The urgency in his voice told her, even more than the raucous sound in her head, that they had to hurry. Taking the image of an owl from his mind, she immediately began to shift her shape. Only it didn’t work. Her form shimmered, but nothing happened. “Get out of here, Nicolae.” She shoved him hard with the flat of her hand. “He’s using me as bait to trap you. Get away from me.”
Nicolae swore in the ancient language. “What happens to you happens to me. We stay together.”
She shoved him again, this time hard enough to rock him. “That’s what he wants. I’m weighing you down, a stone around your neck. Get out of here. If you care about me at all, leave me here.” The worm stings were getting worse, not only in her head now but spreading through her body until she thought she might go mad. She couldn’t tone it down, or control the pain at all.

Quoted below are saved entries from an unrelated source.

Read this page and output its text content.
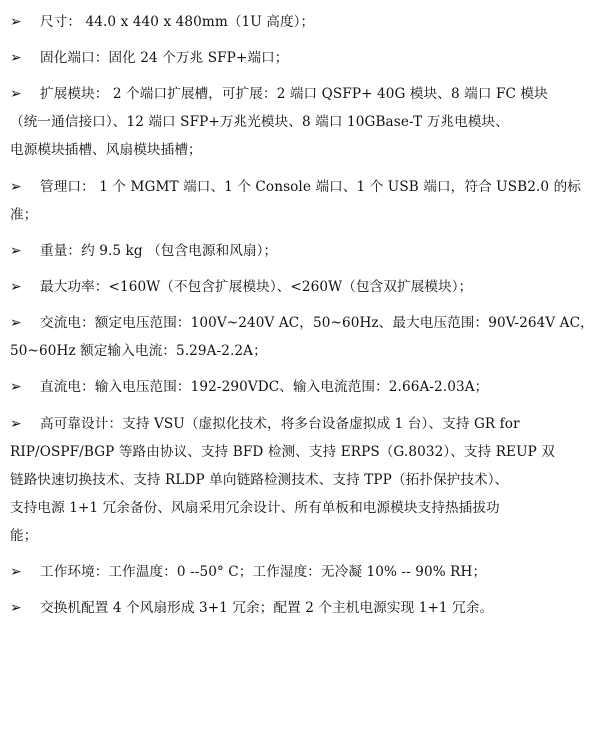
➢	尺寸： 44.0 x 440 x 480mm（1U 高度）；
➢	固化端口：固化 24 个万兆 SFP+端口；
➢	扩展模块： 2 个端口扩展槽，可扩展：2 端口 QSFP+ 40G 模块、8 端口 FC 模块
（统一通信接口）、12 端口 SFP+万兆光模块、8 端口 10GBase-T 万兆电模块、
电源模块插槽、风扇模块插槽；
➢	管理口： 1 个 MGMT 端口、1 个 Console 端口、1 个 USB 端口，符合 USB2.0 的标
准；
➢	重量：约 9.5 kg （包含电源和风扇）；
➢	最大功率：<160W（不包含扩展模块）、<260W（包含双扩展模块）；
➢	交流电：额定电压范围：100V~240V AC，50~60Hz、最大电压范围：90V-264V AC，
50~60Hz 额定输入电流：5.29A-2.2A；
➢	直流电：输入电压范围：192-290VDC、输入电流范围：2.66A-2.03A；
➢	高可靠设计：支持 VSU（虚拟化技术，将多台设备虚拟成 1 台）、支持 GR for
RIP/OSPF/BGP 等路由协议、支持 BFD 检测、支持 ERPS（G.8032）、支持 REUP 双
链路快速切换技术、支持 RLDP 单向链路检测技术、支持 TPP（拓扑保护技术）、
支持电源 1+1 冗余备份、风扇采用冗余设计、所有单板和电源模块支持热插拔功
能；
➢	工作环境：工作温度：0 --50° C；工作湿度：无冷凝 10% -- 90% RH；
➢	交换机配置 4 个风扇形成 3+1 冗余；配置 2 个主机电源实现 1+1 冗余。
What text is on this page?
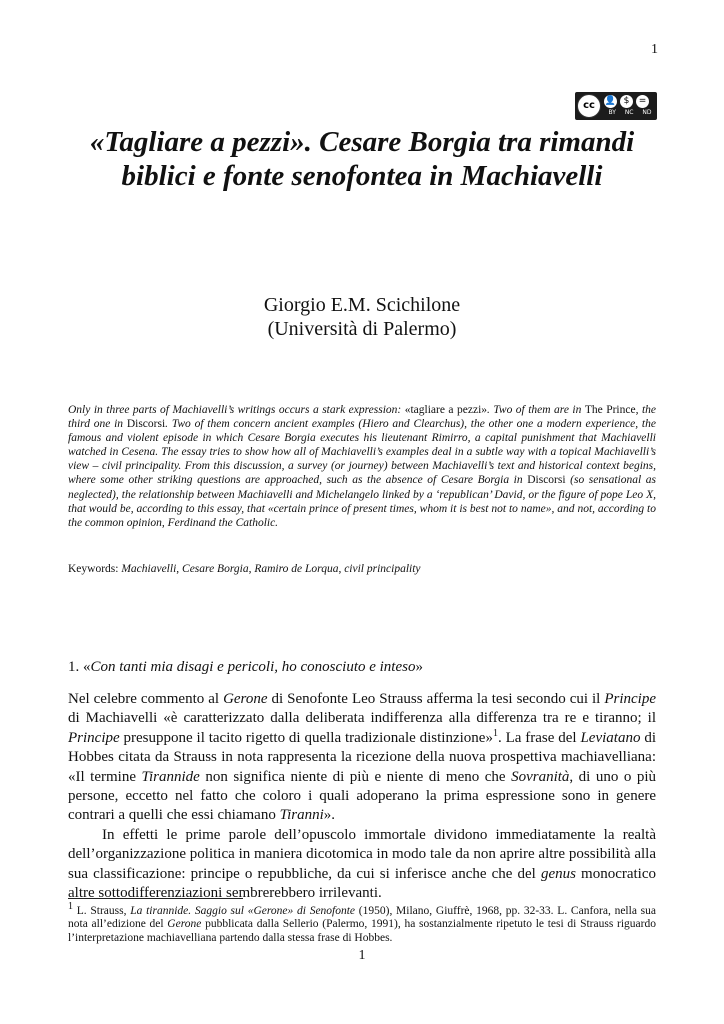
1
cc	👤 $	=
BY NC ND
«Tagliare a pezzi». Cesare Borgia tra rimandi biblici e fonte senofontea in Machiavelli
Giorgio E.M. Scichilone
(Università di Palermo)
Only in three parts of Machiavelli’s writings occurs a stark expression: «tagliare a pezzi». Two of them are in The Prince, the third one in Discorsi. Two of them concern ancient examples (Hiero and Clearchus), the other one a modern experience, the famous and violent episode in which Cesare Borgia executes his lieutenant Rimirro, a capital punishment that Machiavelli watched in Cesena. The essay tries to show how all of Machiavelli’s examples deal in a subtle way with a topical Machiavelli’s view – civil principality. From this discussion, a survey (or journey) between Machiavelli’s text and historical context begins, where some other striking questions are approached, such as the absence of Cesare Borgia in Discorsi (so sensational as neglected), the relationship between Machiavelli and Michelangelo linked by a ‘republican’ David, or the figure of pope Leo X, that would be, according to this essay, that «certain prince of present times, whom it is best not to name», and not, according to the common opinion, Ferdinand the Catholic.
Keywords: Machiavelli, Cesare Borgia, Ramiro de Lorqua, civil principality
1. «Con tanti mia disagi e pericoli, ho conosciuto e inteso»

Nel celebre commento al Gerone di Senofonte Leo Strauss afferma la tesi secondo cui il Principe di Machiavelli «è caratterizzato dalla deliberata indifferenza alla differenza tra re e tiranno; il Principe presuppone il tacito rigetto di quella tradizionale distinzione»$^1$. La frase del Leviatano di Hobbes citata da Strauss in nota rappresenta la ricezione della nuova prospettiva machiavelliana: «Il termine Tirannide non significa niente di più e niente di meno che Sovranità, di uno o più persone, eccetto nel fatto che coloro i quali adoperano la prima espressione sono in genere contrari a quelli che essi chiamano Tiranni».

In effetti le prime parole dell’opuscolo immortale dividono immediatamente la realtà dell’organizzazione politica in maniera dicotomica in modo tale da non aprire altre possibilità alla sua classificazione: principe o repubbliche, da cui si inferisce anche che del genus monocratico altre sottodifferenziazioni sembrerebbero irrilevanti.

$^1$ L. Strauss, La tirannide. Saggio sul «Gerone» di Senofonte (1950), Milano, Giuffrè, 1968, pp. 32-33. L. Canfora, nella sua nota all’edizione del Gerone pubblicata dalla Sellerio (Palermo, 1991), ha sostanzialmente ripetuto le tesi di Strauss riguardo l’interpretazione machiavelliana partendo dalla stessa frase di Hobbes.
1
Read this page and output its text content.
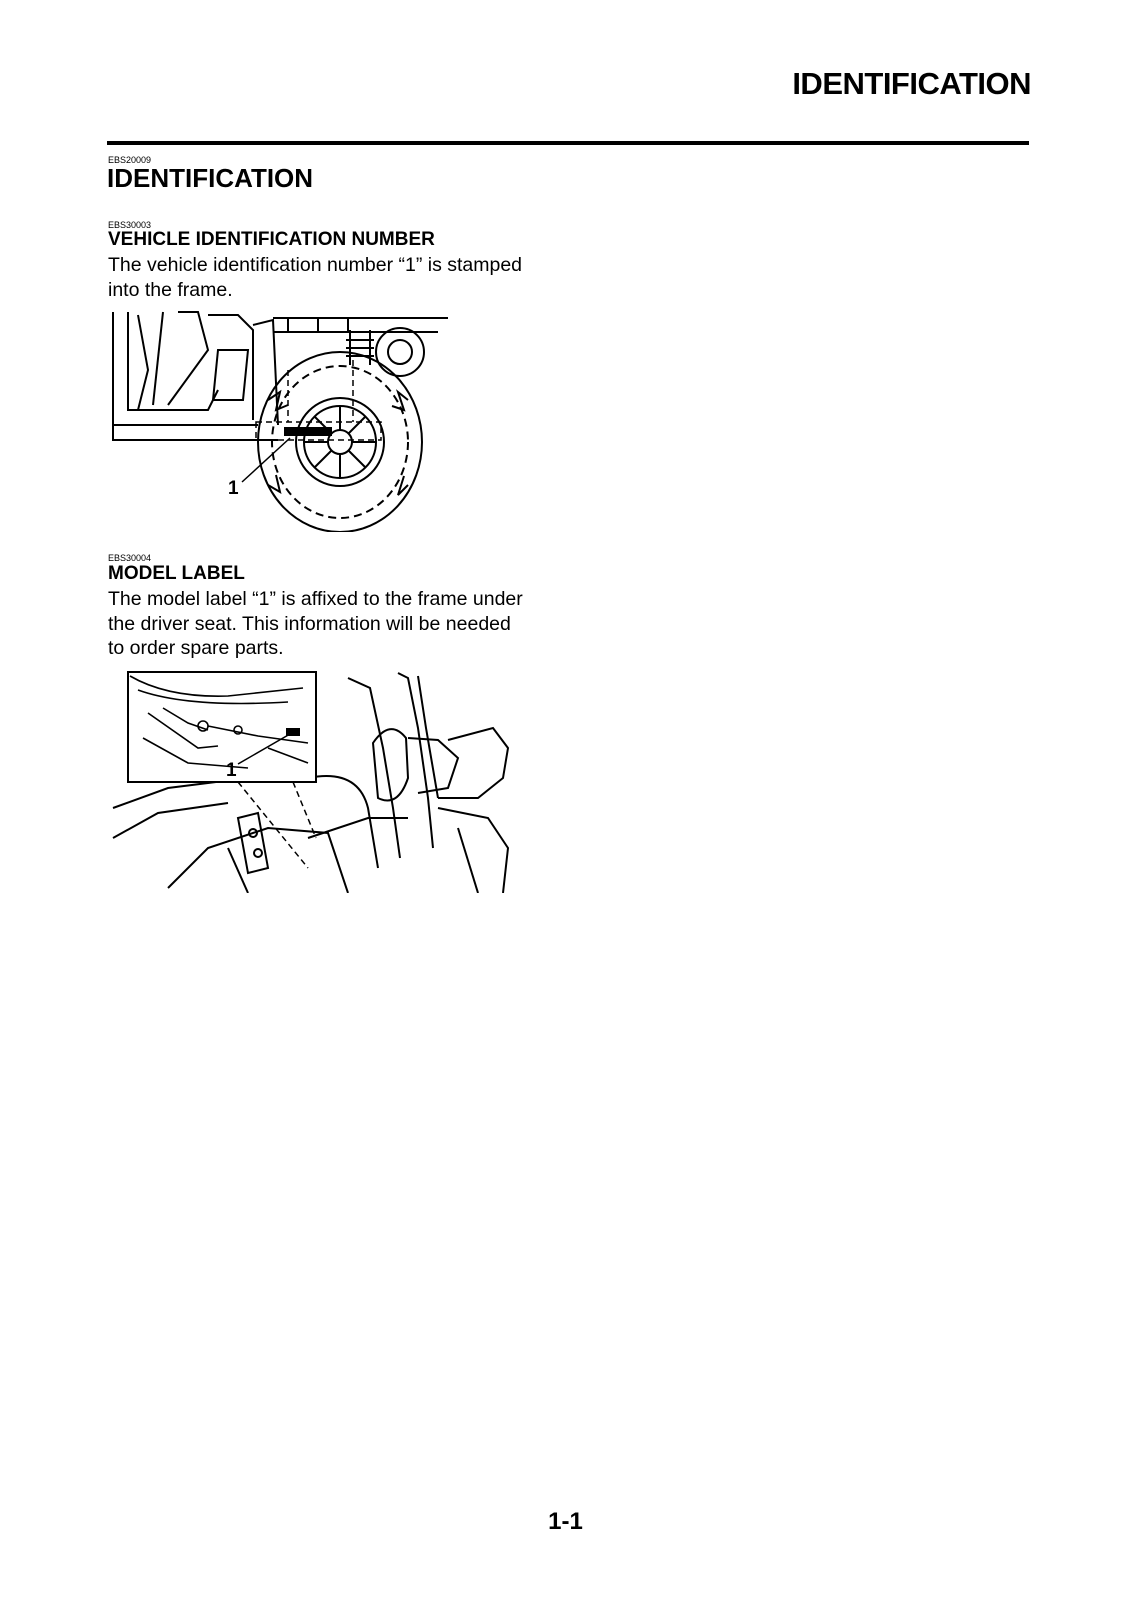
IDENTIFICATION
EBS20009
IDENTIFICATION
EBS30003
VEHICLE IDENTIFICATION NUMBER
The vehicle identification number “1” is stamped
into the frame.
1
EBS30004
MODEL LABEL
The model label “1” is affixed to the frame under
the driver seat. This information will be needed
to order spare parts.
1
1-1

More than the madness, more than the pain, her one thought was his protection. She knew she was right. The vampire had realized that Nicolae was his most powerful enemy. Though she had failed to detect Nicolae’s power, the undead had sensed it. The vampire recognized an ancient and knew that if he were to succeed in his plans, it was important to destroy Nicolae.
Nicolae ignored her protests, simply blocked out the sound of the tears in her voice. He couldn’t afford to feel emotion. He swept her up in his arms and took to the skies. She went still, knowing better than to fight him, sensing his utter resolve. He would force compliance from her, and both of them knew that if he did such a thing, she would be unable to view it as anything other than a complete violation.
She slipped her arms around his neck and concentrated on their back trail, trying to focus despite the strident voice shrieking in her head and the fiery stings in her body. She would not leave the entire fight to Nicolae, no matter how difficult it was to concentrate.
Her pain was excruciating. Nicolae could feel it coming from her in waves. He shared her mind and heard the hideous voice of the vampire. Her heart was beating far too fast, galloping with the effort to overcome the strain of the poison and the stinging army attacking her from the inside. She was fighting to stay focused, to weave holding spells and throw up flimsy battlements to delay the vampire following them. To give Nicolae more time.
Nicolae buried his face for one moment in her throat, inhaling her scent, whispering softly to her.